L’une des avancées notables, c’est que cette découverte permet désormais de faire une surveillance de la résistance pour savoir comment elle évolue surtout dans le cas de l’espèce Finestus où un tel monitoring n’existait pratiquement pas.
 
"La valeur et la force de cette étude résident en ceci qu’elle nous permet de détecter la résistance, même à l’étape où elle est toute nouvelle, juste au moment où elle vient de s’installer dans la zone concernée.
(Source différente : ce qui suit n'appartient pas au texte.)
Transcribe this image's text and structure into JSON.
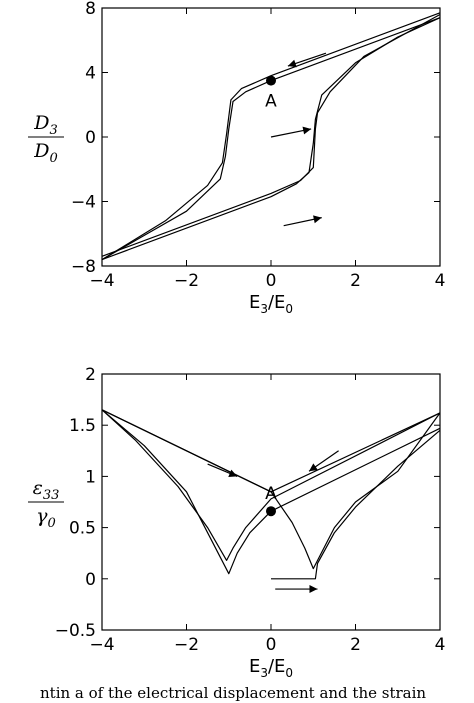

Les autres techniques utilisées jusqu’à présent ne permettent de détecter la résistance que quand elle est déjà installée dans la population". Pour illustrer son analyse, Rousseau Djouaka indique qu’à Pahou par exemple, "la résistance est déjà installée et plus aucun moustique ne meurt après l’absorption du DDT ; alors que si on avait disposé de cet outil à temps, on aurait pu savoir l’existence d’une résistance montante, et étudier les moyens d’éliminer l’utilisation du DDT et de tous les autres insecticides en rapport avec le DDT dans la zone". 
 
L’équipe de Rousseau Djouaka vient d’obtenir un financement anglais du "Welcome Trust" pour poursuivre ce travail. "Nous espérons être mesure de voir en dehors de Pahou, quelles sont les autres zones d’extension de cette résistance".
 
Il s’agira également de déterminer le statut des moustiques des autres régions du Bénin par rapport à ce type de résistance.
 
Ce nouveau programme permettra aussi de procéder à des échantillonnages dans les pays environnants (Togo, Burkina, Niger et Nigeria) pour vérifier si cette résistance des moustiques aux insecticides a déjà traversé les frontières du Bénin.